Understanding Index-free Adjacency in Neo4j

When diving into the internal implementation of graph databases, you will likely come across the term "Index-free Adjacency."

For example, you might encounter statements like: "In graph databases with a graph-native implementation, high query performance is achieved thanks to Index-free Adjacency."

This post will introduce the concept of Index-free Adjacency.

What is an Index?

Before discussing Index-free Adjacency, let's first review what an index is in a relational database (RDBMS).

An index is essentially a "lookup table." By pre-creating an index, databases can quickly retrieve specific data rather than scanning the entire dataset.

Example: RDBMS Without Indexes

Consider a social networking application where we query the database to find "users that 'Alice' follows."

Using an RDBMS, we model the data as follows:

  • A User table stores user information.
  • A Follower table represents follow relationships between users.

To find the users that Alice (User ID = 1) follows, we search the Follower table for rows where User ID == 1.

Without an index, the system must scan all rows sequentially to find matches.

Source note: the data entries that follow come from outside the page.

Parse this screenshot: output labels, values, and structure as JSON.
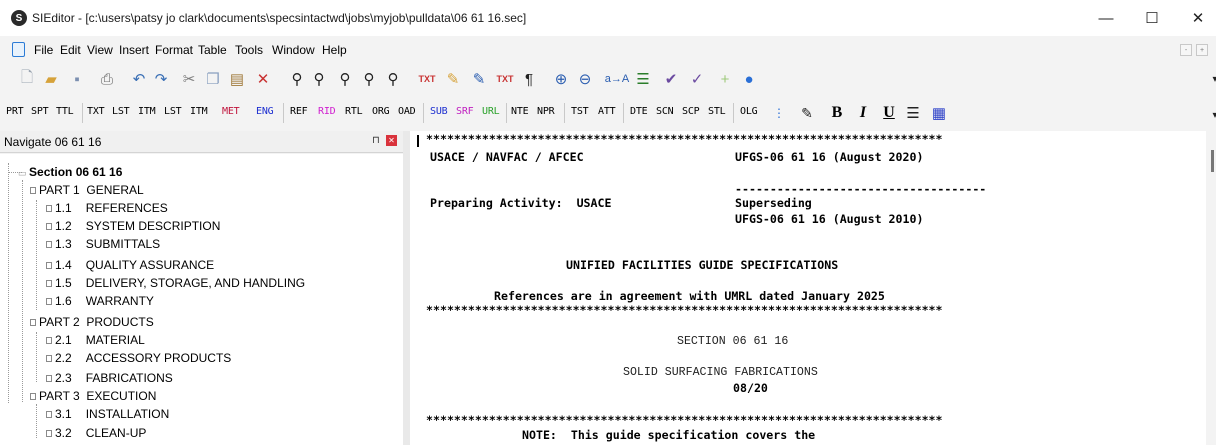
{
  "window": {
    "title": "SIEditor - [c:\\users\\patsy jo clark\\documents\\specsintactwd\\jobs\\myjob\\pulldata\\06 61 16.sec]",
    "app_icon_letter": "S",
    "minimize": "—",
    "maximize": "☐",
    "close": "✕"
  },
  "menu": {
    "items": [
      "File",
      "Edit",
      "View",
      "Insert",
      "Format",
      "Table",
      "Tools",
      "Window",
      "Help"
    ],
    "mdi_controls": [
      "-",
      "+"
    ]
  },
  "toolbar_tags": [
    "PRT",
    "SPT",
    "TTL",
    "TXT",
    "LST",
    "ITM",
    "LST",
    "ITM",
    "MET",
    "ENG",
    "REF",
    "RID",
    "RTL",
    "ORG",
    "OAD",
    "SUB",
    "SRF",
    "URL",
    "NTE",
    "NPR",
    "TST",
    "ATT",
    "DTE",
    "SCN",
    "SCP",
    "STL",
    "OLG"
  ],
  "tag_colors": {
    "MET": "#c0143c",
    "RID": "#d01fcf",
    "SUB": "#1d2fd0",
    "SRF": "#c020c0",
    "URL": "#2aa12a",
    "default": "#111111"
  },
  "format_buttons": {
    "bold": "B",
    "italic": "I",
    "underline": "U"
  },
  "navigator": {
    "title": "Navigate 06 61 16",
    "section": "Section 06 61 16",
    "parts": [
      {
        "label": "PART 1  GENERAL",
        "items": [
          {
            "num": "1.1",
            "label": "REFERENCES"
          },
          {
            "num": "1.2",
            "label": "SYSTEM DESCRIPTION"
          },
          {
            "num": "1.3",
            "label": "SUBMITTALS"
          },
          {
            "num": "1.4",
            "label": "QUALITY ASSURANCE"
          },
          {
            "num": "1.5",
            "label": "DELIVERY, STORAGE, AND HANDLING"
          },
          {
            "num": "1.6",
            "label": "WARRANTY"
          }
        ]
      },
      {
        "label": "PART 2  PRODUCTS",
        "items": [
          {
            "num": "2.1",
            "label": "MATERIAL"
          },
          {
            "num": "2.2",
            "label": "ACCESSORY PRODUCTS"
          },
          {
            "num": "2.3",
            "label": "FABRICATIONS"
          }
        ]
      },
      {
        "label": "PART 3  EXECUTION",
        "items": [
          {
            "num": "3.1",
            "label": "INSTALLATION"
          },
          {
            "num": "3.2",
            "label": "CLEAN-UP"
          }
        ]
      }
    ]
  },
  "editor": {
    "stars": "**************************************************************************",
    "agency": "USACE / NAVFAC / AFCEC",
    "ufgs": "UFGS-06 61 16 (August 2020)",
    "dash_line": "------------------------------------",
    "preparing": "Preparing Activity:  USACE",
    "superseding": "Superseding",
    "ufgs_prev": "UFGS-06 61 16 (August 2010)",
    "heading": "UNIFIED FACILITIES GUIDE SPECIFICATIONS",
    "references": "References are in agreement with UMRL dated January 2025",
    "section": "SECTION 06 61 16",
    "title": "SOLID SURFACING FABRICATIONS",
    "date": "08/20",
    "note": "NOTE:  This guide specification covers the"
  }
}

If the Follower table contains N rows, the search cost is O(N), meaning query performance degrades linearly with data size.

Data Modeling RDBMS without Index

Example: RDBMS With Indexes

Now, let’s introduce an index to improve query performance.

An index functions like a dictionary’s index, mapping keywords to page numbers. In our case, we create an index mapping Follower ID to the corresponding row number in the Follower table.

Hash<K, V> = <Int, Int>
K = Follower ID
V = Row Number

Depending on the underlying data structure, indexing typically reduces query complexity to O(log(N)).

Since the index stores the row number, accessing the actual row takes O(1), resulting in an overall lookup cost of O(log(N)).

Data Modeling RDBMS with Index

The Downsides of Indexing

Indexes come with trade-offs, particularly in maintenance costs.

Imagine publishing a revised edition of a dictionary—if new words are added or removed, the index at the back must be updated accordingly.

Similarly, in RDBMS, indexes are separate physical structures stored on disk. When database records are modified, indexes must be updated as well. This results in:

  • Decreased write performance due to the additional index maintenance.
  • Increased storage usage to accommodate the index structure.

While indexing improves query speed, it can be a disadvantage for write-heavy applications, making index creation a trade-off decision.

Example: Graph Databases

Graph-native databases—those implementing Index-free Adjacency—store relationships directly on disk.

For example, in Neo4j:

  • Nodes represent entities.
  • Relationships (edges) between nodes are stored as direct references (pointers).

Since nodes reference related nodes via direct pointers, there is no need for an index to look up relationships. This means that related nodes are always adjacent on disk.

What is Index-free Adjacency?

Index-free Adjacency literally means "adjacency without an index." In other words, related nodes are stored close together without requiring an index lookup.

As a result, querying directly connected nodes always takes O(1) time.

For example, finding "users that Alice follows" in a graph database is an O(1) operation, as Alice’s node directly points to the followed users’ nodes.

This is the reason why graph databases with Index-free Adjacency achieve superior query performance.

Data Modeling Graph Database

Conclusion

This post compared Index-free Adjacency in graph databases with traditional indexing in RDBMS to highlight the performance benefits of graph-native storage structures.

2021-09-24